Now of course, as the lights have dimmed on Broadway and dolphins swim up to Italian ports for lack of maritime traffic, and as much as the world falls into a nervous underworldly hush, there are no horns honking. There are no people in the cafes because all the cafes and tavernas are shut. No one is smiling anymore and if they are it’s probably by mistake—anyway, can’t see much behind the surgical masks more and more Athenians are wearing (a planeload just arrived from China: no comment). This situation is alarming and new but not entirely without precedent: Athens, like many great cities, has been through an awful lot. The ruins in Kerameikos, in the Agora and elsewhere around the city as throughout Greece and so much of the Mediterranean world are a testament to this, evoking a contrast, as one Getty Museum curator once told me, “between what is lost and what is retained, and between civilization and nature.”
Now it may be as good a time as any to ruminate about things like ruins, which at the end of the day, along with visions of beachside bliss in islands like Mykonos are big drivers of tourism to Greece. Carefree visits to both suddenly seem far off—no more ferries to the islands for a while, it was just announced, unless you can show you’ve got a house there—but “what is retained” is already, in a way, instructive. Thucydides records that in his oration Pericles praised not only the Athenians soldiers but the citizens too for recognizing the need, when it arose, to follow orders for the greater cause. This was an evocation of resilience within the framework of a democratic system that had already set Athens apart from its wildcat neighbors. Along with values like open-mindedness and tolerance, that made it worthwhile going to battle for. By 432 B.C. Athens had already developed as the most prosperous city-state, with all the sites that are now the ruins of postcard fame and poetic pauses reflecting that success. Pericles didn’t omit that from this speech, either. Man knew how to rally the troops.

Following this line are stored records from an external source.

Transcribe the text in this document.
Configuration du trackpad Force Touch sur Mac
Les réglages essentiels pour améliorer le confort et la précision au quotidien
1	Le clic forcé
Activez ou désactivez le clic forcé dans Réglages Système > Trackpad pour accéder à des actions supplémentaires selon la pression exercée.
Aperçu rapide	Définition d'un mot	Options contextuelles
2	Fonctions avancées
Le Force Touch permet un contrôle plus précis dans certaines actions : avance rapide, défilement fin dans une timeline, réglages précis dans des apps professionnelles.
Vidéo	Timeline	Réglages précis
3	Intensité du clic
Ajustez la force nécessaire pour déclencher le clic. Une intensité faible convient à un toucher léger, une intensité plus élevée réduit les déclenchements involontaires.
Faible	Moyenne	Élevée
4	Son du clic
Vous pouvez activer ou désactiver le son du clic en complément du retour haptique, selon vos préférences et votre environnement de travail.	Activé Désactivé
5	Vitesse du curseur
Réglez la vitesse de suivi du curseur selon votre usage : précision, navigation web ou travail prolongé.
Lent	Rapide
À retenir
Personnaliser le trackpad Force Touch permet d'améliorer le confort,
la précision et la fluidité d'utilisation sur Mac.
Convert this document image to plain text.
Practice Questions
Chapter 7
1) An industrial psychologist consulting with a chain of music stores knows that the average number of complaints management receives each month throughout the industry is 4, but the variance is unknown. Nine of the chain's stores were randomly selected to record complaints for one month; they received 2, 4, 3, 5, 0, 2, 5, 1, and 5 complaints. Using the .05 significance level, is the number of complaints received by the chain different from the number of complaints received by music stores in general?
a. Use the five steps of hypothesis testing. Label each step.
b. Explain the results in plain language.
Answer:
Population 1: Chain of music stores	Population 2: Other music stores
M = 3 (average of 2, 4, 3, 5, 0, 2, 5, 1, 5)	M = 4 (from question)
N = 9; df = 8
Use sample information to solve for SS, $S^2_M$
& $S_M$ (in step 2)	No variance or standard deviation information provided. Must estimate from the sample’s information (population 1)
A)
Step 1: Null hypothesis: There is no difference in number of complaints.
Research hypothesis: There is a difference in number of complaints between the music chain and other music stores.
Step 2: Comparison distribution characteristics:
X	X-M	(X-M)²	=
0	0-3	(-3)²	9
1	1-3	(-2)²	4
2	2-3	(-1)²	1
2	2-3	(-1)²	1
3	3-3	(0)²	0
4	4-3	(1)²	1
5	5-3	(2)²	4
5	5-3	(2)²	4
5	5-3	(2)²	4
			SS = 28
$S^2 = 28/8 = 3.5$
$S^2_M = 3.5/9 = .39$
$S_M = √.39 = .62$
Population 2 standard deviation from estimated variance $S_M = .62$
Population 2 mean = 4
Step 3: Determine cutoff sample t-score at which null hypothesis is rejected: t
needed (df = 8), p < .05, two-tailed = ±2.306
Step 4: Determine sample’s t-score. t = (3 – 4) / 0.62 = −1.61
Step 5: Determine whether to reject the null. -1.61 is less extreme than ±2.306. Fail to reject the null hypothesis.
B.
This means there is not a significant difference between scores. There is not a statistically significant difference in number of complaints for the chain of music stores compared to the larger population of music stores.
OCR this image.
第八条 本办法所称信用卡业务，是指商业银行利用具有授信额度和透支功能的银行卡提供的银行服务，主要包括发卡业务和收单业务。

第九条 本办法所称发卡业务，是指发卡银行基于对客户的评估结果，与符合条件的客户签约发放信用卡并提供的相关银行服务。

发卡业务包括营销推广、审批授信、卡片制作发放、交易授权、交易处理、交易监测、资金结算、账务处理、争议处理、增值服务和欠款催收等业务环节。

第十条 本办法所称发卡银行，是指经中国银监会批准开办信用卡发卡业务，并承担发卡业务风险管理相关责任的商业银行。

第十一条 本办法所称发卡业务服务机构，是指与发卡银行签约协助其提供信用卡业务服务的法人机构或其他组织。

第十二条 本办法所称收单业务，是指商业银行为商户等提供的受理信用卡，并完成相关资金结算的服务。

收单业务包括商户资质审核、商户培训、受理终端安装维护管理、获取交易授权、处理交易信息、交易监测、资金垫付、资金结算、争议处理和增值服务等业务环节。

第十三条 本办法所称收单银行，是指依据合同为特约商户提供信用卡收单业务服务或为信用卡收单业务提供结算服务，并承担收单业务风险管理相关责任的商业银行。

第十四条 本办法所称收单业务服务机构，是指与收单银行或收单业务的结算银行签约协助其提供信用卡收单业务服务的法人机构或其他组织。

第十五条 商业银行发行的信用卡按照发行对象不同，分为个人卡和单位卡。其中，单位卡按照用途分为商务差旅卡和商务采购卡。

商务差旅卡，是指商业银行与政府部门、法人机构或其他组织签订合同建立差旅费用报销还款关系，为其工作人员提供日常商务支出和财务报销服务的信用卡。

One thing that has impressed me so much as a foreigner in this great capital is how Athenians have recognized the present danger and are doing their best to adapt accordingly. Mirthlessly to be sure—nobody loves donning a mask and gloves just to enter a grocery store—but resolutely. At anxious moments like this, something monumental like the swearing in of Greece’s first woman president, Katerina Sakellaropoulou, has happened with a minimum of fanfare. Newish, center-right Prime Minister Kyriakos Mitsotakis has recognized the perils now within the city gates and is moving fast. Greece like many another country has its hands full right now, and it’s all hands on deck—even if for now that means skipping all things social and just staying the F home. Hotels are shut down through April, by the way, and tourism here like elsewhere may never be the same. None if this is particularly easy to observe. But something else is coming into view too: an Athenian spirit I confess I never really knew. I’m proud of what I’m seeing and while not one to wear his heart on his sleeve, I (gulp) feel love.